Toutefois, un changement de gouvernement met les subventions destinées au nouveau client sur la glace. Un an plus tard, après avoir survécu tant bien que mal, il met le bâtiment à vendre.
Ce revirement de situation l’amène aux comptes spéciaux.
Parallèlement, le bâtiment se vend et 24 heures plus tard, après quoi, le fameux contrat débloque!
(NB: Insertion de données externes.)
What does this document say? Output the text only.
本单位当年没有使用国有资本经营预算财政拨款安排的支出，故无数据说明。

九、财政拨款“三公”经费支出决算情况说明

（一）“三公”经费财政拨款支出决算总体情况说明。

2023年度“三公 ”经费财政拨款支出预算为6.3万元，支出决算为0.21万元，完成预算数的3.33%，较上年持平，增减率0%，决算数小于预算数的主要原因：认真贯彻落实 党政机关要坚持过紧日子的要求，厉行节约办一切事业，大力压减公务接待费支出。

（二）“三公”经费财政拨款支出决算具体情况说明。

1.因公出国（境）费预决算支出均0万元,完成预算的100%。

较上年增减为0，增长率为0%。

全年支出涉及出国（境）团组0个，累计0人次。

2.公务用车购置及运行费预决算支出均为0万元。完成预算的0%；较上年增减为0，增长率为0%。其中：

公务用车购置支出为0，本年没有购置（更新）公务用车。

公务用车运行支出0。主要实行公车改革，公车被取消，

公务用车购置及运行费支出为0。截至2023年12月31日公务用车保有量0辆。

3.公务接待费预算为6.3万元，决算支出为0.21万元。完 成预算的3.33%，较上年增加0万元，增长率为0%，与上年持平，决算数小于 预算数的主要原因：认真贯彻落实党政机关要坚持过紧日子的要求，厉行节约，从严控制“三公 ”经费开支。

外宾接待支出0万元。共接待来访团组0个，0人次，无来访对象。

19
De fil en aiguille, M. Khushf réussit à se sortir des comptes spéciaux et retrouve la voie du succès.
Quelque temps après, M. Khushf fait la rencontre d’un grand entrepreneur québécois qui le prend sous son aile. Il le « challenge », il lui parle de ses défis, de ce qu’il a accompli… Il lui fait réaliser la vision qu’il devrait avoir pour son entreprise : payer son entreprise et ne plus jamais avoir à faire face à des situations comme celles qu’il a vécues en si peu de temps.
M. Khushf s’est mis au travail : « J’ai mis mon entreprise belle à marier ».


Il a tout revu :


• Inventaire
• Équipements
• Coûts d’opération
• Fournisseurs
• Employés

 

Surtout, il s’est muni d’une bonne stratégie de protection : avoir un coussin sur lequel tomber quand les choses vont mal!
« Disons que ça m’est bien utile dans le contexte actuel, où les liquidités sont une question de vie ou de mort pour les entreprises », admet-il.
Pour la suite, malgré qu’il soit encore assez jeune, M. Khushf se prépare à vendre son entreprise. Il ne sait pas pour quand exactement, mais il a enclenché le projet, car il sait que c’est une question de plusieurs années de travail.


Il veut bien faire les choses et continuera de faire tout ce qui a à faire pour garder son entreprise « belle à marier ».